For many Bhutanese with a single source of income, the last week of the month is the best week. It is, even if for a few days, the time when they have cash in hand or balance in their account. Rents and dues are paid, empty LPG cylinders are refilled, essentials are bought and if lucky, spare a few for a family treat.
This August, it is not going to be the same. The salaried group, civil servants and most corporate employees have little to worry, as the salary and the various allowances are credited in their account even if many stopped working since August 10. Daily wage earners, part timers and the thousands in the informal sector depending on small shops and eateries will feel the pinch of the lockdown this week.
Shops, except for a few identified, have not opened since they abruptly closed on August 11 morning. Many found themselves workless when they woke up with the news of the lockdown. After remaining idle for nearly three weeks, the greatest fear is the knock on the door from the landlord asking for house rent.
Businesses were affected since March when Bhutan recorded the first Covid-19 positive case. There were no complete shutdowns. The discount house owners gave after they benefited from the government’s monetary policy eased the burden. Some waived off house rents for a month or two, some gave generous discounts while some argued that they had no loans to pay.
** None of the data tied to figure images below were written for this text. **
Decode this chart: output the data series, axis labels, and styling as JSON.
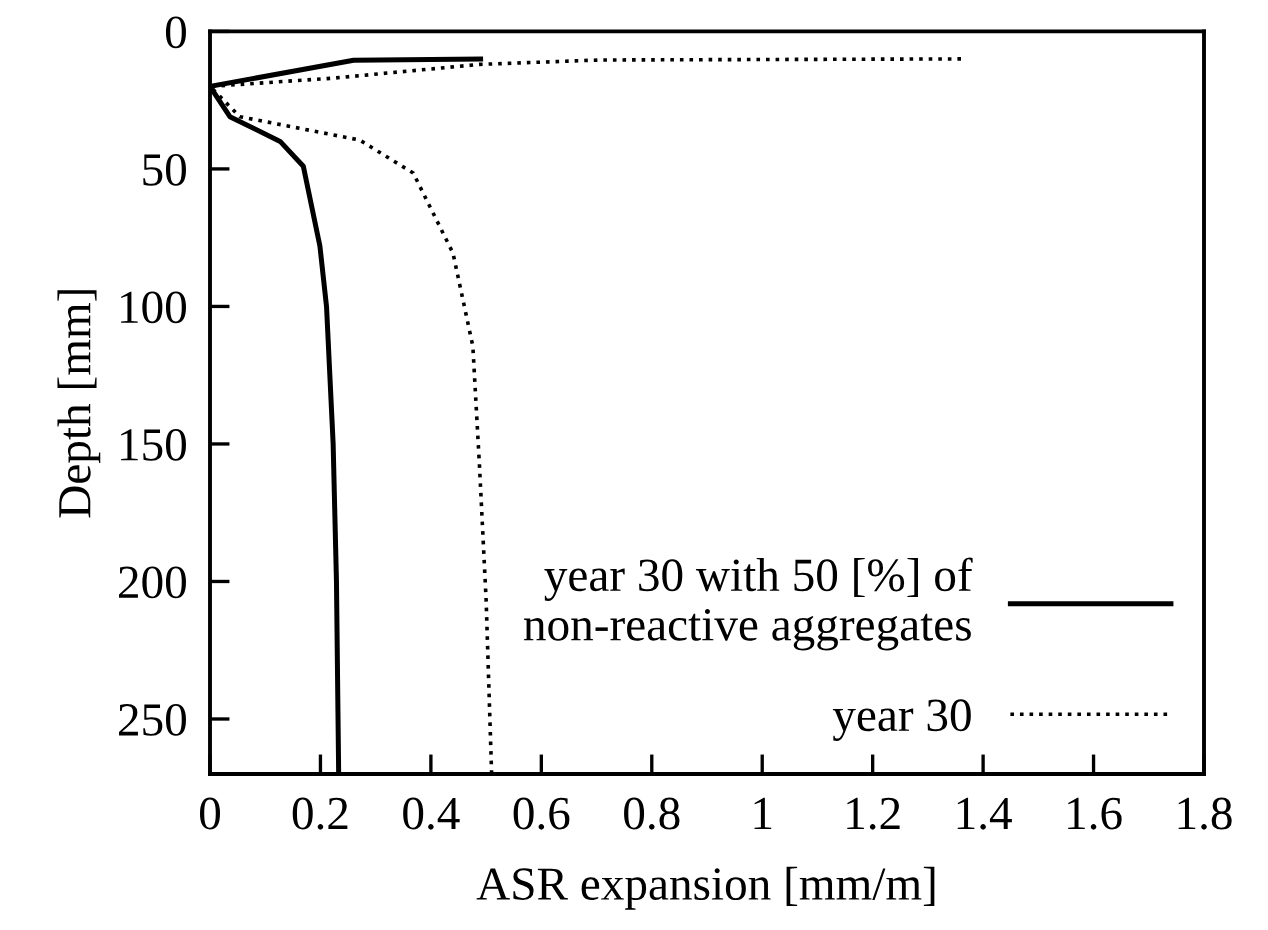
{
  "chart_data": {
    "type": "line",
    "xlabel": "ASR expansion [mm/m]",
    "ylabel": "Depth [mm]",
    "xlim": [
      0,
      1.8
    ],
    "xticks": [
      0,
      0.2,
      0.4,
      0.6,
      0.8,
      1,
      1.2,
      1.4,
      1.6,
      1.8
    ],
    "ylim": [
      270,
      0
    ],
    "yticks": [
      0,
      50,
      100,
      150,
      200,
      250
    ],
    "grid": false,
    "legend": "bottom right",
    "series": [
      {
        "name": "year 30 with 50 [%] of\nnon-reactive aggregates",
        "color": "#000000",
        "line_style": "solid",
        "x": [
          0.49,
          0.26,
          0,
          0.036,
          0.127,
          0.169,
          0.199,
          0.211,
          0.223,
          0.229,
          0.233
        ],
        "values": [
          10,
          10.5,
          20,
          31,
          40,
          49,
          78,
          100,
          150,
          200,
          270
        ]
      },
      {
        "name": "year 30",
        "color": "#000000",
        "line_style": "dotted",
        "x": [
          1.36,
          0.705,
          0.488,
          0.223,
          0,
          0.054,
          0.271,
          0.368,
          0.44,
          0.476,
          0.488,
          0.5,
          0.51
        ],
        "values": [
          10,
          10.4,
          12,
          17,
          20,
          31,
          39.5,
          51.5,
          80.6,
          114.5,
          158,
          206.6,
          270
        ]
      }
    ]
  }
}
The lockdown is different. Apart from a few critical industries, offices, shops and all businesses are closed. The hope is that there will be concessions because the little they have needs to be spent on essentials. The reason is that the second phase of the Covid-19 monetary measures are still in place.
Those with loans need not pay interest on the loan until September and there is a concession of 50 percent from October until March next year. Payment of loan itself is deferred for one year without penal interest. It would be unfair to avail discounts or waivers to all, but there are people whose means for livelihood has suddenly disappeared with the lockdown.
There is no compulsion and the government will not intervene as they feel it is the “moral responsibility” of the house owners. However, no one is certain when the lockdown will ease so that people could go about with their lives. Like in the first quarter of the year, some house owners will step up, without having to be told, to help their fellow citizens.
As we wait to see another week pass by in lockdown, whether the government should intervene or leave it up to house owners is worth pondering over. The government has come to the rescue with the monetary policies. If the lockdown, an extraordinary circumstance, continues for long, the benefits of the policies is a good reason to convince property owners to let some of the benefits trickle down to the tenants.